Dans son émerveillement de lecteur qui découvrait, dans le fil de l’Histoire, un amour qui joua un rôle certain dans la Partition entre l’Inde et le Pakistan, il y avait quelque chose de naïf que je lui ai vu à d’autres occasions. Naïf, François Mitterrand ? Le choeur éclate de rire, le choeur ne me croit pas. La doxa veut qu’il ait été florentin, machiavélique, retors et toutes ces sortes de choses, à chaque seconde de sa vie. Tel n’était pas mon Mitterrand à moi. Et ce jour où il se montra si curieux d’une histoire d’amour entre ennemis jurés, il avait la candeur d’un lecteur de romans.

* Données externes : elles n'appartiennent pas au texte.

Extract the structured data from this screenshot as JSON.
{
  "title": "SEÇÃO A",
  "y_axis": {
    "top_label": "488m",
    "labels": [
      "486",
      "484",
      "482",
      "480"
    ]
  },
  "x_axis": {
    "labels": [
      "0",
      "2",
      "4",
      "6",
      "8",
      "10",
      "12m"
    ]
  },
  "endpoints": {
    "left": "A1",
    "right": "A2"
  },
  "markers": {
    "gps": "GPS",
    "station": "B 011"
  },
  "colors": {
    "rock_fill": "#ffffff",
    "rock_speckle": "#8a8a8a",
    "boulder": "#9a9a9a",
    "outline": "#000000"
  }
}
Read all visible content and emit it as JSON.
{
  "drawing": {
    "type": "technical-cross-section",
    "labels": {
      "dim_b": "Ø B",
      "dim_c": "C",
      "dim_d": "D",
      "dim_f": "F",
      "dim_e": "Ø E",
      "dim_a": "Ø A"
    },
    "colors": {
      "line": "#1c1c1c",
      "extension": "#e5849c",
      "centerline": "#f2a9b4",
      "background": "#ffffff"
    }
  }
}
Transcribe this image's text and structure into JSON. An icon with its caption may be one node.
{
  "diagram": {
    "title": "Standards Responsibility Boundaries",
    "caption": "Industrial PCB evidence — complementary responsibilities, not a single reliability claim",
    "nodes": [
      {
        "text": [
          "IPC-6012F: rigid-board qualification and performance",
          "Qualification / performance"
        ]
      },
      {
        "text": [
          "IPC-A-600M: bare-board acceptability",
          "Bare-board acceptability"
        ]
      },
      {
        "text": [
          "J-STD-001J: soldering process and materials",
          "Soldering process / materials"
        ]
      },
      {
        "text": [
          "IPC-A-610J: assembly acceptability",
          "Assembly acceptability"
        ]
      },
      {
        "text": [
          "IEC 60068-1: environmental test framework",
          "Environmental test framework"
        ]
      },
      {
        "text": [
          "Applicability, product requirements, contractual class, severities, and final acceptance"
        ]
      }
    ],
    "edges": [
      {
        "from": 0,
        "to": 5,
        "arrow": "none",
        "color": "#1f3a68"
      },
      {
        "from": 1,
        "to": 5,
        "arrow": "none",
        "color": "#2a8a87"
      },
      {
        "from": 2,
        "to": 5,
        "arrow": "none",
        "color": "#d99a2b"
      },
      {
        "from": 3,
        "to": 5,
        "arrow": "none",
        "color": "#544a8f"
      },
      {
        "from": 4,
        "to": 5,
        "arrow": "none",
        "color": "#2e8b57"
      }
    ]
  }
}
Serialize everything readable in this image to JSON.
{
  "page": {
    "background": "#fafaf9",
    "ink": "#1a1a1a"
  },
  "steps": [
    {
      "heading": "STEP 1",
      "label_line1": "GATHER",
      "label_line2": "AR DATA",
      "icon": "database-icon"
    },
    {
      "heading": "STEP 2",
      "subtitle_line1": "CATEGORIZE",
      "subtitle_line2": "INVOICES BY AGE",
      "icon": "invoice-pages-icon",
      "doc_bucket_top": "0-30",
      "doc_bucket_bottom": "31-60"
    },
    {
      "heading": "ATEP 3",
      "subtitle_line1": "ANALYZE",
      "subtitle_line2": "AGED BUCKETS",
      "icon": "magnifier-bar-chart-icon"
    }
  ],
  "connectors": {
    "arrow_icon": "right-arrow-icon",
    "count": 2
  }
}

Une fois, une seule, et sans littérature. Simplement le pouvoir du roman. Il m’a fait diantrement plaisir. Car telle est la raison pour laquelle je double la pensée philosophique de ce revers soyeux : pour captiver l’esprit, j’écris des romans. Capturer cet oiseau magnifique, prendre dans mes rets d’écrivain ce grand duc vigilant, je n’aurais jamais cru y parvenir. Quelques années plus tard, notre ultime conversation s’en retourna d’où elle était venue, la maladie, la mort et tout était en ordre. Il se trouve que, comme lui, je crois aux forces de l’esprit, même s’il est séductible par le roman.